Toutes les rues du quartier sud ne portaient pas forcément un nom. Dans
l'une de celles-là se trouvait la Hache Brisée, une auberge des plus
réputées où son ami apothicaire ne dédaignait pas de descendre, une
fois la nuit tombée. L'obscurité appesantissait les pas du devin alors
qu'il s'approchait de la porte. Des rais de lumière accompagnaient les
voix grasses à l'intérieur, ainsi que les paroles d'un conteur qui
comme beaucoup de soirs sur scène donnait sa vie à l'auberge. Il ne se
souvenait plus du nom de l'artiste mais comme la majorité des
fréquentations, le devin se souvenait l'apprécier. Il passa la porte
pour découvrir une salle bondée, en fête, nullement troublée par le
nouveau roi et le nouveau règne. Pour un instant dans la nuit noire,
ces pauvres âmes pouvaient se croire heureuses.
Mais l'apothicaire
n'occupait pas sa table en fond de pièce, dans un coin, table
qu'autrefois Vlades Jan lui avait imposée par les odeurs
pestilentielles qui les isolaient des autres occupants.
Le devin
ressortit après un large hochement de tête d'un bout à l'autre de
l'auberge. À peine dehors, se grattant la joue avec les ongles, il suça
au bout de l'autre main une petite pousse tirée de sa bourse, et il se
laissa aller à son goût âcre. Le froid transperçait sa peau en même
temps que la faim et la fatigue, mais très vite, ces sensations
s'altérèrent jusqu'à disparaître. Il repartit par les quartiers jusqu'à
un taudis plus petit, plus récent, encastré entre deux très vieilles
demeures prêtes de s'effondrer, là où résidait sa connaissance. La
porte était ouverte, comme toutes les portes de ce quartier tant les
loquets étaient chers pour le peu qu'il y avait à protéger. Dedans, il
faisait noir. Mais il savait qu'un rideau coupait la pièce en deux.
- Mon p'tit Quill ? Où tu t'caches, Quill, montre-toi.
Une
série de jurons éclata au fond du taudis. Une main épaisse, poilue
comme celle des hommes sauvages, écarta le lourd rideau et aussitôt un
flot lumineux permit d'y voir. Il avait allumé deux bougies près de la
table, là où lui et son hôte avaient étendu le noble Thorlof L'Fyls.
Thorlof souffrait encore, frissonnant, à part quoi il ne semblait pas
blessé. Personne ne savait exactement ce qui s'était passé le soir où
le roi avait été assassiné. Lui et son ami également noble, l'hôte de
l'apothicaire, se cachaient depuis des gardes jusqu'à ce que le seul
témoin de la scène, Thorlof lui-même, s'éveille pour l'expliquer.
- Vlades, vieille fripouille.
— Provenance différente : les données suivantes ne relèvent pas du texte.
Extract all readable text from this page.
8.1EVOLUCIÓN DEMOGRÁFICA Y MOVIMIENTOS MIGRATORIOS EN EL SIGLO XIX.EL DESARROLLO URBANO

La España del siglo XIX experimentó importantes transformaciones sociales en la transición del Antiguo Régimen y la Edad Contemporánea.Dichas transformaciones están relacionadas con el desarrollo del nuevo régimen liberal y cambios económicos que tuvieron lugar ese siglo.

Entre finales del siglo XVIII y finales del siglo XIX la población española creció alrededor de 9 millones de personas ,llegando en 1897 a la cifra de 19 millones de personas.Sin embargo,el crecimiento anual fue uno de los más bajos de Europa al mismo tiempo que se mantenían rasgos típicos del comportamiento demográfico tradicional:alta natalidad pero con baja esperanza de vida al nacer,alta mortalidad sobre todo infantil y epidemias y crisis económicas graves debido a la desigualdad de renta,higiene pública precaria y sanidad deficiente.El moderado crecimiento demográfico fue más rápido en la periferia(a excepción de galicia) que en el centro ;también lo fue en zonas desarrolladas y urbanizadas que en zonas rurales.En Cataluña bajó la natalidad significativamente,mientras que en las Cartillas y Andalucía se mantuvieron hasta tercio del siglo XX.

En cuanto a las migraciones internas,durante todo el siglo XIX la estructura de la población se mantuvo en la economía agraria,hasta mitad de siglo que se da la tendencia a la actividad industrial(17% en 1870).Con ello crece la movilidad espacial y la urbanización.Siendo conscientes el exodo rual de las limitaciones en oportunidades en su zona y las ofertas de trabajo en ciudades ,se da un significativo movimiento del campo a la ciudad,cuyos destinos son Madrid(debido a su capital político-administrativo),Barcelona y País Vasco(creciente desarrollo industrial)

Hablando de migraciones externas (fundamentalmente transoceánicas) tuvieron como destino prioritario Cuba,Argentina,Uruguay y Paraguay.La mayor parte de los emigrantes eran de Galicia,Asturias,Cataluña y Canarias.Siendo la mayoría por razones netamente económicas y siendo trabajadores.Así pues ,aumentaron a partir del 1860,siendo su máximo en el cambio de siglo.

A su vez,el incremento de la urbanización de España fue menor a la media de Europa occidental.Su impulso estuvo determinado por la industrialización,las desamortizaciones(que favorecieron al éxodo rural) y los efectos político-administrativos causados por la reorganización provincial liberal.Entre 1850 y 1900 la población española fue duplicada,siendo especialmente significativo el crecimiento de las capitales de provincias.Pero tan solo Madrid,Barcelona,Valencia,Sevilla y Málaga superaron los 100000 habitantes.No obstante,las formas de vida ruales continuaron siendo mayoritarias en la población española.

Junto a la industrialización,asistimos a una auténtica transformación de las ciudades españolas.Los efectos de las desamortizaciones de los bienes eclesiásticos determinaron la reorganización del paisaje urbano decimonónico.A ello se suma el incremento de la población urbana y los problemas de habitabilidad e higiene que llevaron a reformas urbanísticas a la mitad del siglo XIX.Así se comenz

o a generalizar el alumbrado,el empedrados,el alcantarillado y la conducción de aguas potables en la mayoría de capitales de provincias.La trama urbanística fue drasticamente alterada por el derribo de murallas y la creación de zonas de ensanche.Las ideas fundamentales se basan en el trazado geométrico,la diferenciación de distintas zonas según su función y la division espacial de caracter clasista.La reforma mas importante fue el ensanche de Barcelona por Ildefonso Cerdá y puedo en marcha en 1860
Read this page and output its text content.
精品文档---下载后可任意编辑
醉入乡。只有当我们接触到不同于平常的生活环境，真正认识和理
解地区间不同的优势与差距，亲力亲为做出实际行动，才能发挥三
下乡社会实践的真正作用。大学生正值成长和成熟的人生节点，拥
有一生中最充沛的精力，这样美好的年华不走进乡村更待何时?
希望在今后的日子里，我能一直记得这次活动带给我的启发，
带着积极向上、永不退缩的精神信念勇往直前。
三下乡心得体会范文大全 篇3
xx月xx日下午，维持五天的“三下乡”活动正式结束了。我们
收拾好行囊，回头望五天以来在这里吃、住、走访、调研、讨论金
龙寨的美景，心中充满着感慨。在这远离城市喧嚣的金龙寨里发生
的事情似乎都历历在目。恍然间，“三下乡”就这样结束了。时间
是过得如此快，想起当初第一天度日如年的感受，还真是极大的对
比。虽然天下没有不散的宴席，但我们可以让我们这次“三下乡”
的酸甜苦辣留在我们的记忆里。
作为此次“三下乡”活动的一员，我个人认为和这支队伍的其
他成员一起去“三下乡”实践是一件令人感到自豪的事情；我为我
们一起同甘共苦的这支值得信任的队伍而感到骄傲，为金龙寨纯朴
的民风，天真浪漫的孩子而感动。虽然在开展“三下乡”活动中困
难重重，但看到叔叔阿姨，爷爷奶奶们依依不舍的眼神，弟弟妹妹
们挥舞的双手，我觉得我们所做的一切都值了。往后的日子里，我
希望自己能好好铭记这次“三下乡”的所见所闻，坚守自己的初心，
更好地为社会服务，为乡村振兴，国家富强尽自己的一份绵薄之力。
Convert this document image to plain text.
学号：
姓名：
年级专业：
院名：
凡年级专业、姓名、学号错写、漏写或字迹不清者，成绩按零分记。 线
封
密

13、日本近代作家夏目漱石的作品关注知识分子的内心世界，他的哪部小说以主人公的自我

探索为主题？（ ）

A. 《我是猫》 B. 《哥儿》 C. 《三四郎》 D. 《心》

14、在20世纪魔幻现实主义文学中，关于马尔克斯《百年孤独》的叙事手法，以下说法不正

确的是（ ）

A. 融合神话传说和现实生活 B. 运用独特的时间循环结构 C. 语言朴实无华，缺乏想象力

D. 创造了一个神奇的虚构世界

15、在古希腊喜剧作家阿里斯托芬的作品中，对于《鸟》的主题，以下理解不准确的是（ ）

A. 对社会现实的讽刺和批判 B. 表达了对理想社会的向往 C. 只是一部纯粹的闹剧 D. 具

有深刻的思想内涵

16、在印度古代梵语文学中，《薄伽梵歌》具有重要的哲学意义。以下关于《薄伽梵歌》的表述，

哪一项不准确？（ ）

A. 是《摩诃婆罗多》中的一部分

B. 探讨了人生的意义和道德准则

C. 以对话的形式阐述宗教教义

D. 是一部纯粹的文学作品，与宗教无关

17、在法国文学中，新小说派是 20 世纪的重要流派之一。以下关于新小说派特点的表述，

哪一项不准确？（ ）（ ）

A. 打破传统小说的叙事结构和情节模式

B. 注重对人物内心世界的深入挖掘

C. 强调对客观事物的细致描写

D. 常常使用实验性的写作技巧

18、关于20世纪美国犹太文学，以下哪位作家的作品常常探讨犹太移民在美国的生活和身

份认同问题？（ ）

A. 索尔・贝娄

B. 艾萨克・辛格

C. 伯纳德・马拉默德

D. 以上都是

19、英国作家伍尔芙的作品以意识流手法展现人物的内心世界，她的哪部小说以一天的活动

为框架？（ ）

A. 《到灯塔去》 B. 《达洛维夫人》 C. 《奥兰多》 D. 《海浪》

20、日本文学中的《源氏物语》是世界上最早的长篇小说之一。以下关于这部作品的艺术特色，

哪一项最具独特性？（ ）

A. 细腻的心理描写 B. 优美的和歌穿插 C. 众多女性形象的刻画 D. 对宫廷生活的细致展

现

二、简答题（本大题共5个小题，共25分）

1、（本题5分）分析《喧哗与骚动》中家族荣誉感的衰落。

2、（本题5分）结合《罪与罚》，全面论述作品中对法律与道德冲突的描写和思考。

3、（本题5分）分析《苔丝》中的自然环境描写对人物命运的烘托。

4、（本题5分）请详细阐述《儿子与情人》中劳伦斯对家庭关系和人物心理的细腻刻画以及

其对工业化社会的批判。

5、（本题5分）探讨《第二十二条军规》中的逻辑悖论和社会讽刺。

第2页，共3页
On aime toujours autant l'odeur des cadavres, à ce que je vois.
- C'est lui Thorlof ? Bah, quelle expression !
Aux
mots du devin, l'ami de Thorlof se dressa d'une pièce. Le noble
n'allait pas laisser un loqueteux insulter une âme aussi noble ! Mais
l'apothicaire s'interposa à temps pour éviter des paroles
irréversibles. Il les calma tous les deux, non que le devin ait eu
besoin de calme mais pour éviter toute tension.
- Tiens ta langue, tu parles d'un L'Fyls. Le sang de toute ta famille ne vaut pas une goutte du sien.
- Quelle expression ! répéta le drogué sans rien écouter. À faire peur aux morts. Une sale tête, sale tête hein ?
-
J'ai épuisé tout mon savoir sur lui, reprit Quill. Les blessures
physiques étaient superficielles mais ce visage… ça me dépasse.
Cependant
le drogué ne se rendait même plus compte qu'on lui adressait la parole.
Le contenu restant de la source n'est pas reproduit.